Les participants ont passé en revue les priorités communes aux deux pays constituant le socle sur lequel est fondé le partenariat entre le Royaume d'Arabie saoudite et les États-Unis.

À l'issue de cette rencontre, les deux partenaires ont publié ce communiqué décrivant le partenariat stratégique entre le Royaume d'Arabie saoudite et les États-Unis au cours des prochaines décennies dans le but de faire progresser leurs intérêts mutuels et de faire avancer une vision commune pour un monde plus pacifique, plus sûr, plus prospère et plus stable au Moyen-Orient.

Partenariat stratégique

Les participants ont passé en revue les relations historiques et le partenariat noué entre le Royaume d'Arabie saoudite et les États-Unis d'Amérique qui datent d’il y a près de huit décennies après la rencontre entre le roi Abdulaziz Al-Saud et le président Franklin D. Roosevelt à bord du USS Quincy.

Les deux parties ont, par ailleurs, souligné l'importance de continuer à renforcer leur partenariat stratégique pour servir les intérêts des peuples du Royaume d'Arabie saoudite et des États-Unis. Les deux partenaires ont également souligné le rôle central que ce partenariat historique a joué dans la promotion de la stabilité et de la prospérité régionales en mettant en avant le fait que le partenariat américano-saoudien était la pierre angulaire de la sécurité régionale depuis des décennies. À la suite de cette rencontre, les deux parties ont affirmé que les deux pays partagent la vision d'une région plus sûre, stable et prospère et ouverte sur le monde.

Les deux parties ont exprimé leur volonté de résoudre les différends politiques par des moyens pacifiques et diplomatiques en mettant en place un soutien économique et financier aux pays de la région qui en ont le plus besoin, afin d’atténuer les crises humanitaires grâce à un soutien économique et financier. Ils ont, par ailleurs, conformément au droit international, réaffirmé l'importance du respect des principes de souveraineté et d'intégrité territoriale.

Les deux partenaires ont, aussi, souligné la nécessité de soutenir les gouvernements de la région confrontés aux menaces terroristes ou de groupes armés soutenus par des puissances étrangères.

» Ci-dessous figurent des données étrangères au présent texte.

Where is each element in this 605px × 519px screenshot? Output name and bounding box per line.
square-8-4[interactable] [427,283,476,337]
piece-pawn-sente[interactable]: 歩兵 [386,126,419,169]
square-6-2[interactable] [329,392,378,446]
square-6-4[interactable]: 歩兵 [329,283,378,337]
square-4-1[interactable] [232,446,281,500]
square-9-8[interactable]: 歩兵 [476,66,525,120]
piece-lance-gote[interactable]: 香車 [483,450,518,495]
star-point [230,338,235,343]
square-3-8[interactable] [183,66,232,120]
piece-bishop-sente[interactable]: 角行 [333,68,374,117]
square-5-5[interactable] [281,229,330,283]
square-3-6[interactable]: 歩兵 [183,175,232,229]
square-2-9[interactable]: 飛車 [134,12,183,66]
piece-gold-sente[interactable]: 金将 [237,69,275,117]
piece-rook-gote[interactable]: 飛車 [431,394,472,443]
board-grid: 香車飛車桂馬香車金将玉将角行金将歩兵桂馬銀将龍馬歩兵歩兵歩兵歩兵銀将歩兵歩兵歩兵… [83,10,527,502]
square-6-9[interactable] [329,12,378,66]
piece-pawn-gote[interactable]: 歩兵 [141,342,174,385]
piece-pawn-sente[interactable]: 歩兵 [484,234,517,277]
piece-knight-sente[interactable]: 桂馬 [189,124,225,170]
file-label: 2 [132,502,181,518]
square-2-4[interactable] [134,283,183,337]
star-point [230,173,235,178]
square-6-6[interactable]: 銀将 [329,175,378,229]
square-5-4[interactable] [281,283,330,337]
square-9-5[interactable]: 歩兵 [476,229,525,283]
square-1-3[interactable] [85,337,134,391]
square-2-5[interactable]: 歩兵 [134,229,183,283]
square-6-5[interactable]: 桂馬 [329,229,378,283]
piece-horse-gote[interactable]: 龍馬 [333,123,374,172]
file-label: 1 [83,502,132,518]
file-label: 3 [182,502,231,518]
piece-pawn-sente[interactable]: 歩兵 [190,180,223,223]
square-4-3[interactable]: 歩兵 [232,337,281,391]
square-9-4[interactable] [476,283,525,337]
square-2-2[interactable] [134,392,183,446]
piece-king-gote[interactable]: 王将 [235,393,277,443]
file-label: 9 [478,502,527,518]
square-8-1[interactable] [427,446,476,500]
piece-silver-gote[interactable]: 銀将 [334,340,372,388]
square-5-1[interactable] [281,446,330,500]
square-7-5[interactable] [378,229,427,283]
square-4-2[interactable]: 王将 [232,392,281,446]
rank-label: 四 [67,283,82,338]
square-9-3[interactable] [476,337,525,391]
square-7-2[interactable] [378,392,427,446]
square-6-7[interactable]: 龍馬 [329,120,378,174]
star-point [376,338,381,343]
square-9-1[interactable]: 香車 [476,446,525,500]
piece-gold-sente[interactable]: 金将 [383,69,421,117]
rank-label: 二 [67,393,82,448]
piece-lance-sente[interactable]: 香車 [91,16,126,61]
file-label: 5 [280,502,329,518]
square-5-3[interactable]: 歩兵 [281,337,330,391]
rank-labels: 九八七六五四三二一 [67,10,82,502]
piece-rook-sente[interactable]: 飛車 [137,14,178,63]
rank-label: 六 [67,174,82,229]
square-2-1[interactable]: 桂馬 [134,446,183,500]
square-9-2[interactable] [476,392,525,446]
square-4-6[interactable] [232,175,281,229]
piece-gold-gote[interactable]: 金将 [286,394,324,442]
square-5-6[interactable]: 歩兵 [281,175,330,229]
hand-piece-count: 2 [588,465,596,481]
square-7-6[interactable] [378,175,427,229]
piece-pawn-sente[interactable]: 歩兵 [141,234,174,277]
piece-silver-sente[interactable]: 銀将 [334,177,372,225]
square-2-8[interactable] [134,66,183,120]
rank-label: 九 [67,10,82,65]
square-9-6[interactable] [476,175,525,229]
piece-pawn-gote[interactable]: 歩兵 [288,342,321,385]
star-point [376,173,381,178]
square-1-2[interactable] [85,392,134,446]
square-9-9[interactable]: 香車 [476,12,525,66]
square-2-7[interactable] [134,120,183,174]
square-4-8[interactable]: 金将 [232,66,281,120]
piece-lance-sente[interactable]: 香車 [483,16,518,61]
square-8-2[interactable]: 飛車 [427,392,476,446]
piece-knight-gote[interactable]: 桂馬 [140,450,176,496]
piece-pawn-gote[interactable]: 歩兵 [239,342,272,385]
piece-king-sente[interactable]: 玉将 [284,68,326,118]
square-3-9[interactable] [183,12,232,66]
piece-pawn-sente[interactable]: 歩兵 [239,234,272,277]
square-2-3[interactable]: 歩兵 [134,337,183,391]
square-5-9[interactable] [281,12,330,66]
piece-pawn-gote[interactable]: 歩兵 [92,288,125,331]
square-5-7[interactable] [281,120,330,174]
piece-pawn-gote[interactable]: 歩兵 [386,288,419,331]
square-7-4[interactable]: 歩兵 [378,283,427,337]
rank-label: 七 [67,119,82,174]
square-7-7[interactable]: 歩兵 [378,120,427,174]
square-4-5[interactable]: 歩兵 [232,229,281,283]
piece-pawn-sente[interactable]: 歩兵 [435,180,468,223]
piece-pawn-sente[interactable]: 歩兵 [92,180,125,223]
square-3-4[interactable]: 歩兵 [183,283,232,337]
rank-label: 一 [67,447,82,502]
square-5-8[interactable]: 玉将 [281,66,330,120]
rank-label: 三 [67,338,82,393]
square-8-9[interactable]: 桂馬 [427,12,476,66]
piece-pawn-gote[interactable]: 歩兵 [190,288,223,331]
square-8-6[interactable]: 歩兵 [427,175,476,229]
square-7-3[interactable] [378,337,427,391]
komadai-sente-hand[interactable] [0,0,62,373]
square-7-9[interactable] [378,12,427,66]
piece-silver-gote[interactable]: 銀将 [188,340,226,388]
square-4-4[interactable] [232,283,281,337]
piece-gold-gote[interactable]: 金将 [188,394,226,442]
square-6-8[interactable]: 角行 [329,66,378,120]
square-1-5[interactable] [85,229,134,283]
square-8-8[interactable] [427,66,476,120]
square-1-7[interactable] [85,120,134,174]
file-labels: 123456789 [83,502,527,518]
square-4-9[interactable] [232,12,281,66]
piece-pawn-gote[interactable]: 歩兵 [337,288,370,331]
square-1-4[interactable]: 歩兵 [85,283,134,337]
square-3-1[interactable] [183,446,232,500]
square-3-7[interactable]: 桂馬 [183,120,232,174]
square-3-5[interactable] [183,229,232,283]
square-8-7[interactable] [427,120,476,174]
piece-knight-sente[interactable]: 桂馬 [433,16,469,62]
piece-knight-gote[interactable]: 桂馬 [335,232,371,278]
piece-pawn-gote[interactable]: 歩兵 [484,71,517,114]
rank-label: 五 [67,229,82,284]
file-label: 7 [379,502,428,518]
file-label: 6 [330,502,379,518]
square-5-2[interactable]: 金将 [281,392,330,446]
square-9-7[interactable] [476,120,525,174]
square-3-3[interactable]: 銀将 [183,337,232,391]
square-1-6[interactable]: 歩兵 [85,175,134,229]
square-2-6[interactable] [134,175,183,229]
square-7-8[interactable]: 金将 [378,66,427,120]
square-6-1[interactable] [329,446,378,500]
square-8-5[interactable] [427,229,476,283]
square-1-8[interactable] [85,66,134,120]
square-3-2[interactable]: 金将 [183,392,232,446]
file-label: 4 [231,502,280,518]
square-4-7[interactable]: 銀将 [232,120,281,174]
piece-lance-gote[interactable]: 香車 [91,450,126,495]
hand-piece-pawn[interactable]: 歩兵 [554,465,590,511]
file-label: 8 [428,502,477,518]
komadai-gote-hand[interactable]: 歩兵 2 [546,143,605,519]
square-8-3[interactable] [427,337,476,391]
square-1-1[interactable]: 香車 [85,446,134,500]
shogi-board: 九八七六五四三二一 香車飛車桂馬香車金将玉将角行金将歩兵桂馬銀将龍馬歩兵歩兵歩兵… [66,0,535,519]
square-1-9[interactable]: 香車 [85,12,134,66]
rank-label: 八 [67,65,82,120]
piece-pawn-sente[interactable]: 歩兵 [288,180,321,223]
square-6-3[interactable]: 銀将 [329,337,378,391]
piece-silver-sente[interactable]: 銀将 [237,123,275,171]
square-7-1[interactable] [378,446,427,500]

Les deux parties ont mis en avant les liens historiques entre les peuples du Royaume d'Arabie saoudite et des États-Unis, se félicitant, à cet égard, de l'extension de la validité des visas d'affaires et de tourisme à 10 ans pour favoriser la coopération économique et renforcer des liens toujours plus étroits entre les deux pays.

Les deux partenaires ont ensuite examiné la coopération bilatérale et les réalisations communes dans les domaines suivants :

Sécurité énergétique et coopération climatique

Les deux parties ont souligné l’importance d’une coopération stratégique en matière d’économie et d’investissement, en particulier à la lumière de la crise actuelle en Ukraine et de ses conséquences, et ont réaffirmé leur engagement à l’égard d’un marché mondial stable de l’énergie. Les États-Unis ont salué l’engagement de l’Arabie saoudite à soutenir l’équilibre des marchés pétroliers mondiaux en vue d’une croissance économique durable. Les deux parties ont décidé de se consulter régulièrement en ce qui concerne les marchés mondiaux de l’énergie, à court et à long terme, ainsi que de travailler ensemble en tant que partenaires stratégiques sur les initiatives de transition climatique et énergétique, reconnaissant le rôle de premier plan de l’Arabie saoudite dans l’avenir de l’énergie.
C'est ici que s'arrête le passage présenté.